EVmutation supplementary data and code

Source Code

EVmutation github repository

Python code to compute the effects of mutations from the parameters of an undirected graphical model estimated using plmc (included in this repository). Please refer to the included EVmutation.html for usage instructions and an example calculation.

plmc github repository

Software that infers undirected graphical models to describe coevolution and covariation in families of biological sequences. The model parameters estimated with plmc are used by EVmutation to compute the effects of mutations. Please refer to included README.md for compilation and usage instructions.

EVzoom github repository

JavaScript/D3-based tool to interactively visualize the parameters of undirected graphical models of protein families.

Supplementary Web Data

Sequence alignments (35 MB)

For all proteins with mutational scans (in A2M format, .tar.gz archive). Note that inserts relative to the target sequence were removed, and that columns with lowercase residues were excluded during model inference.

Mutation effects (3 MB)

For all proteins/RNAs with mutational scans (in csv format, .tar.gz archive)

We also provide predicted mutation landscapes for almost 7000 human proteins.

Description of file types

Predictions of experimental datasets (.csv)

Column Description
mutant String representation of mutant. The individual substitutions of higher-order mutants are separated by commas. WT for wild-type sequence
effect_prediction_epistatic Statistical energy difference of mutant, computed using the epistatic model (wild-type sequence: 0)
effect_prediction_independent Statistical energy difference of mutant, computed using the independent model (wild-type sequence: 0)
Experimental data columns Columns containing experimental measurements. Their names are listed explicitly in the comment lines at the top of the .csv file. For some of the datasets, we used the name "linear" for experimental fitness measurements between 0 and 1 (WT=1), and "log" if the fitness was reported as a log enrichment ratio relative to WT (WT=0).

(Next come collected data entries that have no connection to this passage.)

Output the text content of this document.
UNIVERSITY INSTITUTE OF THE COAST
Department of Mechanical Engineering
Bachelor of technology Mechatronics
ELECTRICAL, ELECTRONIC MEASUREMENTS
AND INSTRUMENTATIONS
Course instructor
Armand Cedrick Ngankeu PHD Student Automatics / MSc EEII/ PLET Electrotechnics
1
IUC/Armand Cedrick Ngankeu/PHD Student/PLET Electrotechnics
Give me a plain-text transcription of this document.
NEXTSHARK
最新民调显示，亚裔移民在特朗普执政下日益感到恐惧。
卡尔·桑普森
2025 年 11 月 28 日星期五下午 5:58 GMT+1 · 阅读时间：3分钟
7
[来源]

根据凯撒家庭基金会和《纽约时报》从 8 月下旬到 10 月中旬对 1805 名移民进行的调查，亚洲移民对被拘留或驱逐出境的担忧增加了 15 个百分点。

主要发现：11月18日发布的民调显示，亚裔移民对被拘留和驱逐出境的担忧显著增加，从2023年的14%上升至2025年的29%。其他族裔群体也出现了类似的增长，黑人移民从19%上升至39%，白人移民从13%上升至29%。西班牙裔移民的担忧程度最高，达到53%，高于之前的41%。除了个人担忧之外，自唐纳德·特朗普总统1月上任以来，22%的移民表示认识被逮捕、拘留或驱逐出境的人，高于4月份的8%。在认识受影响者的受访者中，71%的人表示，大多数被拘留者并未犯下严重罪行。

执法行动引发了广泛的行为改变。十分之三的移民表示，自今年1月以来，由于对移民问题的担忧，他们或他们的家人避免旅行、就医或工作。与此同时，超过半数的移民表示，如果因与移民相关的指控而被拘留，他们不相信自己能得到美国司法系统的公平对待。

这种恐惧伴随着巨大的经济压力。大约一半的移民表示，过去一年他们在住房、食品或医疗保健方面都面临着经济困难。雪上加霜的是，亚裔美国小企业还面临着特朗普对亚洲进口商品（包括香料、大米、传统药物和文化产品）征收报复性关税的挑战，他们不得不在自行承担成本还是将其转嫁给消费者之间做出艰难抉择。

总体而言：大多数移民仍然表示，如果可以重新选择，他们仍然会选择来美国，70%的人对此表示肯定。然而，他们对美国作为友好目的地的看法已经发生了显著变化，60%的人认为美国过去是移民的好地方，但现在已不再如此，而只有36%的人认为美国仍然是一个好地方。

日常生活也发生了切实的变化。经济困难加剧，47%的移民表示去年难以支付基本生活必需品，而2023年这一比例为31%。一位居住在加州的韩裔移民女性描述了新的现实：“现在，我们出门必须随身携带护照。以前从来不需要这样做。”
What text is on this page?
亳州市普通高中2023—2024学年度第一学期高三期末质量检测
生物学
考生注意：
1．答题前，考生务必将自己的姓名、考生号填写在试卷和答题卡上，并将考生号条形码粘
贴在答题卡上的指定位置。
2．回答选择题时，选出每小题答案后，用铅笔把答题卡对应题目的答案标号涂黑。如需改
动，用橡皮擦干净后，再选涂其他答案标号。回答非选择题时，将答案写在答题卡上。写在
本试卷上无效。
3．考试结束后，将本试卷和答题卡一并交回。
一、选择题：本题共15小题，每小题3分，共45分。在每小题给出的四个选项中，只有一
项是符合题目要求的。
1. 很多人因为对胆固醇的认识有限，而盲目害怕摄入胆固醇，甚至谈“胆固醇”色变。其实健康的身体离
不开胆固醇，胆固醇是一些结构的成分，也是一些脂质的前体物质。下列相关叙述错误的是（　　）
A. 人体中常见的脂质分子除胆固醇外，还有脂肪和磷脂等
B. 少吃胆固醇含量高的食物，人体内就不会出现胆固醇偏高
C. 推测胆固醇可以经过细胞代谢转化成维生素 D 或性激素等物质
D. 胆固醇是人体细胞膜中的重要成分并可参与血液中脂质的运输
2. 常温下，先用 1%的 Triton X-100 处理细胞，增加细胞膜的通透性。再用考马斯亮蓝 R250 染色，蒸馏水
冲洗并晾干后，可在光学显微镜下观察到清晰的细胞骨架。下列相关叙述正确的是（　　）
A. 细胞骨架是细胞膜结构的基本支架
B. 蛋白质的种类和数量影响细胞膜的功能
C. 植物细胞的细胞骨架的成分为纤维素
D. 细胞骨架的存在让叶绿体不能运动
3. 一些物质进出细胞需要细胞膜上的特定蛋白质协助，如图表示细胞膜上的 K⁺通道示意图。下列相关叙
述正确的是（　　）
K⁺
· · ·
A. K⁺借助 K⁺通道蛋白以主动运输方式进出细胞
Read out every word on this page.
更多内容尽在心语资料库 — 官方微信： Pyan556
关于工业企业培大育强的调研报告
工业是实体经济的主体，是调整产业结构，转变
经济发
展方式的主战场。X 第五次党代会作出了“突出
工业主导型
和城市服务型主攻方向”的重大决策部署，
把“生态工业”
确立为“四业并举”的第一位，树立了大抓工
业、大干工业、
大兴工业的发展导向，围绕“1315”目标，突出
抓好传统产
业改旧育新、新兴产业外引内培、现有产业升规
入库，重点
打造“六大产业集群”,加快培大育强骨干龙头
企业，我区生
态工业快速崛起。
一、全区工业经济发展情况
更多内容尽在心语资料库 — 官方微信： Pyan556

Predicted single-substitution landscapes (.csv)

Column Description
mutant String representation of mutant
pos Substituted position in target sequence
wt Wild-type residue at position in target sequence
subs Substitution introduced at position
prediction_epistatic Statistical energy difference of mutant, computed using the epistatic model (wild-type sequence: 0)
prediction_independent Statistical energy difference of mutant, computed using the independent model (wild-type sequence: 0)
frequency Frequency of substituted residue in family sequence alignment used for inference
column_conservation Conservation of position in family sequence alignment (0: fully variable, 1: fully conserved)

Evolutionary couplings (.csv)

Column Description
i Index of first position in sequence
A_i Residue at position i of sequence
i Index of second position in sequence
A_i Residue at position j of sequence
fn (placeholder column)
cn Evolutionary coupling score (corrected Frobenius norm, CN) of residue pair (i, j).
Higher scores correspond to stronger coupling, coupling scores around 0 indicate that no coupling could be detected.